Lisboa foi um dos principais responsáveis pelo avanço da agenda microeconômica no primeiro mandato do governo Lula. Baseados em sua experiência profissional, temos de contemplar suas sugestões para melhorar o ambiente de negócios, criar segurança para ocorrer o investimento em infraestrutura e logística, acertando a legislação tributária junto ao Congresso Nacional, para o país retomar um ritmo de crescimento sustentado.

Diz ele: “É possível mexer em medidas infra legais na mão do Poder Executivo. Na estrutura tributária, reduzir esse contencioso, essas interpretações criativas da Receita, simplificar obrigações acessórias. A agenda de reduzir várias restrições ao comércio exterior já poderia ter começado.

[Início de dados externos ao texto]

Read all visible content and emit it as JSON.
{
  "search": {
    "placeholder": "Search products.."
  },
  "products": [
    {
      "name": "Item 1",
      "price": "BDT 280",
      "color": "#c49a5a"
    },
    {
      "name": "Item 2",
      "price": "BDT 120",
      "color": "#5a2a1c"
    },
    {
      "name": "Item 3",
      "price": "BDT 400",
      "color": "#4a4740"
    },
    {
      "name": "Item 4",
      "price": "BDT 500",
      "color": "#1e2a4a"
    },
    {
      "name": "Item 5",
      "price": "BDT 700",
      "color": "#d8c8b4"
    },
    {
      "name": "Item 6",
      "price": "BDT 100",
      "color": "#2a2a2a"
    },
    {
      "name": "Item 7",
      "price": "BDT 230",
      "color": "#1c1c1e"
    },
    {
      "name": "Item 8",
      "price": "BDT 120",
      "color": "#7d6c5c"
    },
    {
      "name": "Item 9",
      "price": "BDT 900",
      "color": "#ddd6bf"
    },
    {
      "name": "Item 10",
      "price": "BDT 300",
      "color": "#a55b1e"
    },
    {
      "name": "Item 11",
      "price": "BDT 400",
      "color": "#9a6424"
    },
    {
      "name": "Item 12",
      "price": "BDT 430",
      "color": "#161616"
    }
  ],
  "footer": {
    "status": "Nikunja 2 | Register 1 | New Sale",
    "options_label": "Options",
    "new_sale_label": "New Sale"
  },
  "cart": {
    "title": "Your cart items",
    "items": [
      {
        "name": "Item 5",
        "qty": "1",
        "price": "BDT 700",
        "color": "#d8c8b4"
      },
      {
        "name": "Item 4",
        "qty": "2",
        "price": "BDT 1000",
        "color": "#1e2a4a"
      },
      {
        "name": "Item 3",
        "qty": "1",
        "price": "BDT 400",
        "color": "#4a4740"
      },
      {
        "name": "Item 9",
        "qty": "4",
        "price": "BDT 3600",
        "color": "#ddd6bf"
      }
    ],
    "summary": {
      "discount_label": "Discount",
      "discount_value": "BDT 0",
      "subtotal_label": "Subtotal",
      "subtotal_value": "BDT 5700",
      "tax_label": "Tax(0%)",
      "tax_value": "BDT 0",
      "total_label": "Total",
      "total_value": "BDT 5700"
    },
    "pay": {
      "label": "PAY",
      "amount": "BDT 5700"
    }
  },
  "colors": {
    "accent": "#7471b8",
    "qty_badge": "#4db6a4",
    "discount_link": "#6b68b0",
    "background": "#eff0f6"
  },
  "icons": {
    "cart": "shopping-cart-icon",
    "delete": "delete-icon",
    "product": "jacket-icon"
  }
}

Por fim, há a questão da governança do investimento em infraestrutura. Não se precisa esperar até grandes reformas. Há muita medida de desburocratização para simplificar, como protocolos de impacto ambiental mais claros”.

Os debatedores travaram, na verdade, um falso debate em torno da prioridade aos grandes temas da macroeconomia ou da microeconomia, assim como é falso o dilema entre o mercado interno ou o mercado externo no debate entre social-desenvolvimentistas e novos-desenvolvimentistas. A política macroeconômica de regulagem da demanda agregada, ou seja, monetária, fiscal cambial, controle da mobilidade de capital, segundo Lisboa, não faz o país crescer. Importante seria a agenda institucional. Bastos e Mello contrapuseram uma visão keynesiano-desenvolvimentista. Quando há expectativa negativa generalizada por parte do setor privado, o gasto público tem de substituir o privado para o arranque inicial e depois sim fazer o ajuste fiscal.

Em uma visão holística da economia como componente de um sistema complexo, decisões práticas focalizadas nos principais elos de interconexões necessitam ser tomadas. A evolução virá com inovação ou ruptura. Quando houver interação entre agentes empreendedores, meio-ambiente institucional favorável e condições macroeconômicas adequadas voltarão então as variações dinâmicas com retroalimentação virtuosa. As propriedades emergentes das redes de relacionamento entre múltiplos comportamentos desenvolvimentistas de agentes privados e públicos implementarão uma auto-organização sistêmica em novo patamar de crescimento.

As opiniões expressas no artigo são de responsabilidade pessoal do autor.